Plain packaging highlights failure of graphic health warnings
Plain packs came into force in Australia on Saturday.
I was invited to talk about it on BBC Breakfast. This meant getting up at three o'clock to drive (in freezing fog) to MediaCity in Salford where the programme is now based.
Sandwiched between interviews at 7.12 and 9.20 (approx) was a five-minute discussion on Five Live Breakfast which has also moved to Salford.
All three spots featured me and Andrea Crossfield, director of Tobacco Free Futures. I rather like Andrea. On air we have a lively difference of opinion but it never gets hostile.
Off air she's approachable and easy to talk to, a far cry from some tobacco control activists who won't even look at you, let alone say hello.
I won't repeat the on air debate but it's worth noting that a couple of presenters were genuinely shocked by some of the images that are on the new packs in Australia.
Seen for the first time, or in a gantry with lots of very similar packs, the effect is, I admit, quite gruesome.
That said, people reacted in a very similar way the first time they saw the graphic warnings that currently adorn branded packs. Very quickly people got used to them and the impact has been marginal at best.
Another reason graphic warnings don't work is this: most of the pictures portray something that, in reality, few of us witness first hand so why should we take them seriously.
When was the last time you saw someone with severely rotten teeth? Or oral cancer? I'm not saying that smoking isn't responsible for these things but putting such images on the packet is disproportionate to the risk so consumers tend to ignore them.
Anyway, the public health industry has been forced to develop a new shock tactic – even more grotesque packaging. Tobacco control calls it plain or standardised packaging but they can call it what they like. It will make no difference.
Standardised packaging is all the evidence you need that graphic health warnings have failed and there is no reason to think that plain packaging will be any different.
Click here to watch the 7.12 interview.
Click here to watch the 9.22 interview.
Reader Comments (6)
It's not to stop people smoking - nor is it to protect children. It is to destroy tobacco companies by stealing their trademarks and brands and it is for other people to look at graphic images on a smoker's packs and be disgusted with the smoker.
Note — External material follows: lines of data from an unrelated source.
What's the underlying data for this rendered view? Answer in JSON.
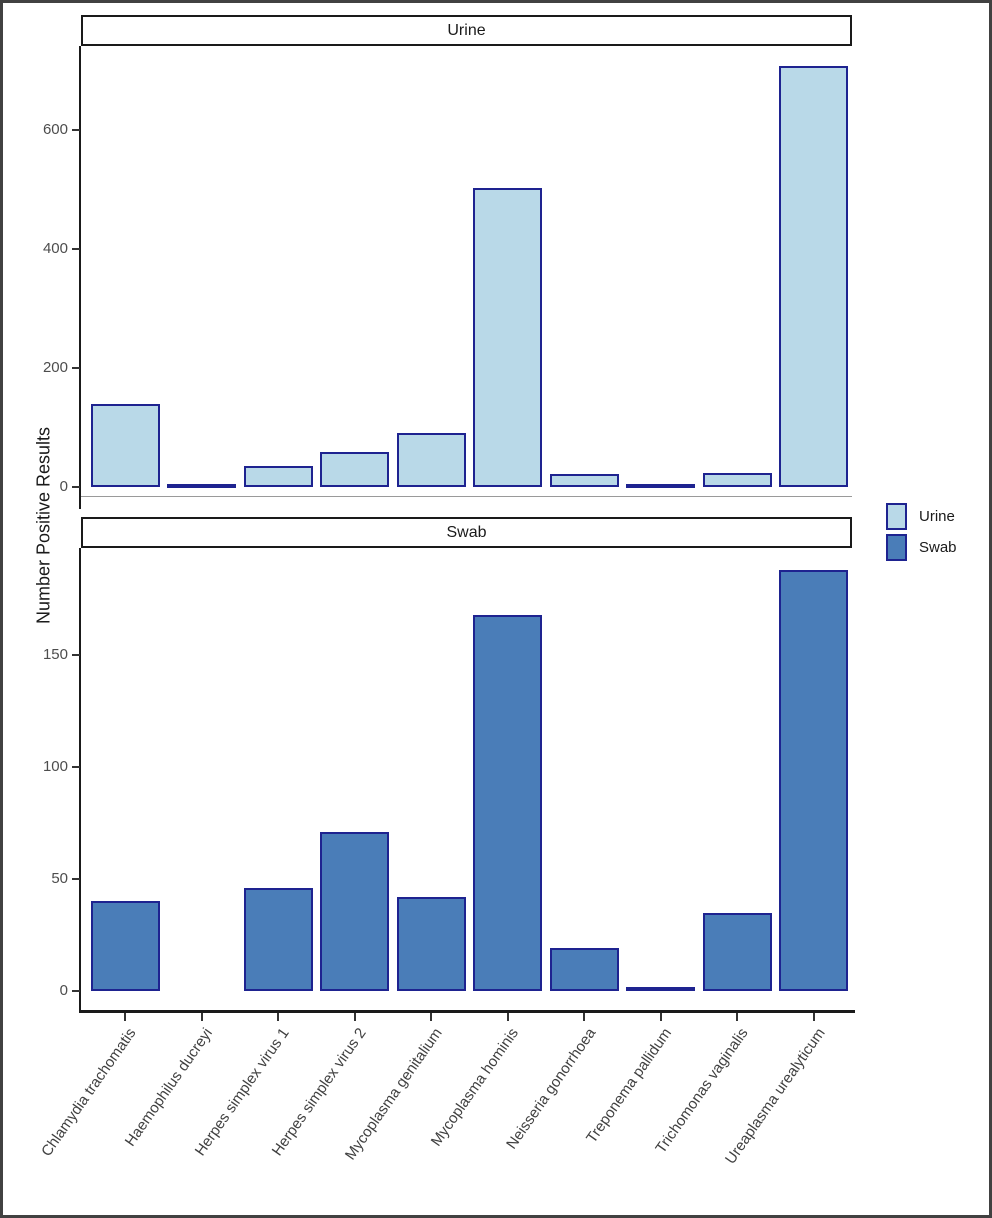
{
  "chart_data": {
    "type": "bar",
    "title": "",
    "ylabel": "Number Positive Results",
    "xlabel": "",
    "grid": "off",
    "facet_layout": "two stacked panels sharing x axis",
    "categories": [
      "Chlamydia trachomatis",
      "Haemophilus ducreyi",
      "Herpes simplex virus 1",
      "Herpes simplex virus 2",
      "Mycoplasma genitalium",
      "Mycoplasma hominis",
      "Neisseria gonorrhoea",
      "Treponema pallidum",
      "Trichomonas vaginalis",
      "Ureaplasma urealyticum"
    ],
    "series": [
      {
        "name": "Urine",
        "values": [
          140,
          2,
          35,
          58,
          90,
          503,
          22,
          2,
          23,
          708
        ],
        "color": "#b9d9e8",
        "yticks": [
          0,
          200,
          400,
          600
        ],
        "ylim": [
          0,
          760
        ]
      },
      {
        "name": "Swab",
        "values": [
          40,
          0,
          46,
          71,
          42,
          168,
          19,
          2,
          35,
          188
        ],
        "color": "#4a7db8",
        "yticks": [
          0,
          50,
          100,
          150
        ],
        "ylim": [
          0,
          200
        ]
      }
    ],
    "bar_border_color": "#1e2390",
    "legend": {
      "position": "right",
      "entries": [
        {
          "label": "Urine",
          "color": "#b9d9e8"
        },
        {
          "label": "Swab",
          "color": "#4a7db8"
        }
      ]
    }
  }
}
It will in fact, make smoking elegant again as people rush to buy beautiful cig cases - I guess Fascist Aus will ban those next. The country has gone nuts - but then it is run by people with a mental phobia that seriously needs treatment because they are harming themselves and others around them.
I don't think smoking causes severely rotten teeth. There is probably a correlation, because, for example, people with mental health problems are both more likely to smoke and not take care of their teeth.
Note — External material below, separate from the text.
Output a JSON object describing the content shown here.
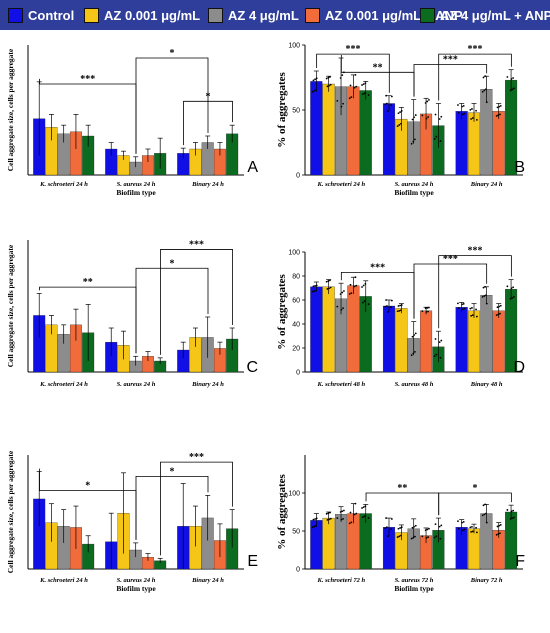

I remember many years ago hearing about a study by dentists who were keen to improve dental hygiene. They found that people dismissed gruesome images of diseased gums and rotten teeth on the grounds that it would never happen to them.
Smokers dismiss the mediporn on packs not least of all because many of us are suspicious of the provenance of the images.
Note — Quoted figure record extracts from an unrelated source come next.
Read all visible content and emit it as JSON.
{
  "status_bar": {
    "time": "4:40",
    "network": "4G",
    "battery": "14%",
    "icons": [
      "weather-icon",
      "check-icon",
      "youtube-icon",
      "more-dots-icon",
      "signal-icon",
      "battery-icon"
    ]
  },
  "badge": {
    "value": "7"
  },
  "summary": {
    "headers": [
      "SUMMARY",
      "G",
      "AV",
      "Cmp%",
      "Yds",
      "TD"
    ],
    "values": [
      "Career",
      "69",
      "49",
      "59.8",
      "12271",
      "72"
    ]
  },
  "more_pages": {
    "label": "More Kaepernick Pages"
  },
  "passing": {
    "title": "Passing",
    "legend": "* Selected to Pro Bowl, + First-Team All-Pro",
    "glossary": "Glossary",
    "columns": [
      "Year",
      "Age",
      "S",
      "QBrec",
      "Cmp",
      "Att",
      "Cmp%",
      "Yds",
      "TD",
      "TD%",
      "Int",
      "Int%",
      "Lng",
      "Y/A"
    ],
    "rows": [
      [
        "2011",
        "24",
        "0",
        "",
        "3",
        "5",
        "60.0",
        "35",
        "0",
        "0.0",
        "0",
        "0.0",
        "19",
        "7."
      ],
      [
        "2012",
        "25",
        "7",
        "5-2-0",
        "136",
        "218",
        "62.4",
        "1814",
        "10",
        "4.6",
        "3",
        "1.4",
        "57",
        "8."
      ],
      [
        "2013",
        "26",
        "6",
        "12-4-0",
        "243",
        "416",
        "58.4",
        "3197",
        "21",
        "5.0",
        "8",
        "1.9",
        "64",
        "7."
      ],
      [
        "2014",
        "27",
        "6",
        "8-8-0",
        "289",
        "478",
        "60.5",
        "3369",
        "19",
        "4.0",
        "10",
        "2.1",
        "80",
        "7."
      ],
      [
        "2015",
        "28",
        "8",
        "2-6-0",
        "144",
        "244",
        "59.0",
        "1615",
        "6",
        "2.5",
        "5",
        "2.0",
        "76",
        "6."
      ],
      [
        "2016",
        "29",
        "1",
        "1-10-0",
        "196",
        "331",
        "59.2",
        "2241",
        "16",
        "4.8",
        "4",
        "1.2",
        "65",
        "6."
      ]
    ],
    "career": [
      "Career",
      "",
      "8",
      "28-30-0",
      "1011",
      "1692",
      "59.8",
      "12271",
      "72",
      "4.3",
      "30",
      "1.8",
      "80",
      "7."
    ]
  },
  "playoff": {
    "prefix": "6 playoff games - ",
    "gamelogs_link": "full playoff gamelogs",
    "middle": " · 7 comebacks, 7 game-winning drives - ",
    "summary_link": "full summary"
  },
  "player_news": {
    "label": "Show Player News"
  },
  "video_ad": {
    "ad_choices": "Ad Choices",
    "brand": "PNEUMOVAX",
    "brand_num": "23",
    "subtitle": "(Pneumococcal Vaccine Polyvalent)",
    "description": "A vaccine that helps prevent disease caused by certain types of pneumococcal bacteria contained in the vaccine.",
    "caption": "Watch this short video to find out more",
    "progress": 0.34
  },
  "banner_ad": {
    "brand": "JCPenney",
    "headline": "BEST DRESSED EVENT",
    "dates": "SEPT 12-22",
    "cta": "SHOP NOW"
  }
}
I see that Australia has introduced a newbie: "smoking causes blindness". Does it, really? Perhaps what they mean is that smoking is one of a range of factors that might contribute to macular degeneration but whose significance is unproven. But then, they've always got to over-egg the pudding. Unlike the dentists they haven't cottoned on to the fact that few believe them and that, if they want to stop people smoking, they'd be better to go for a positive message (such as that Pharma ad with the female motorcyclist). Such positiveness it seems is antithetical to the fanatical mindset of the tobacco control activist and it's no wonder that it appears as if they're intent on portraying smokers as the damned.
Fake images? - you bet!
So called plain packaging and graphic warning images, is the sort of thing that should anger anyone, smokers and non-smokers alike.
Why? Well for one thing the packages are not plain and the dismemberment of branding is wholly unethical. But the main bone of contention for me, are the ludicrous graphic warnings.
What do they purport to show? Take the rotten teeth image. When was the last time anyone, including dentists, ever saw anyone with a mouth like that because of smoking? Where are the documented cases, and since there are millions of long term smokers, then you should have an epidemic – shouldn’t you?
My favourite one though, is the man smoking through a hole in his throat. Have you ever seen that before? Do you think that the images might just be photo shopped, and if they are, then this quite simply means the images are fraudulent – there is no way around that. None of the images relates in any way to real life, and to lie in this way is despicable, and the government should be held to account for misleading the general public.
If any evidence exists in real life, that smoking causes these conditions, then let us see this documented evidence.
Tobacco companies have a legal case for this under the Misrepresentation Act 1967, for fraudulent misrepresentation.
The onus would be on the government to show that they had good grounds for believing the representations to be true - and that would mean having seen intrinsic medical proof.
No matter how pretty the package children cannot buy them, because it is illegal for shops to sell them to under 18s.
A while back there was a news item about a man who'd sold his picture to some ad company. He was later surprised to see himself--minus a leg--in an antiobesity public health poster. So, yes, the images can most definitely be photoshopped. Yet another reason these images will not be taken seriously.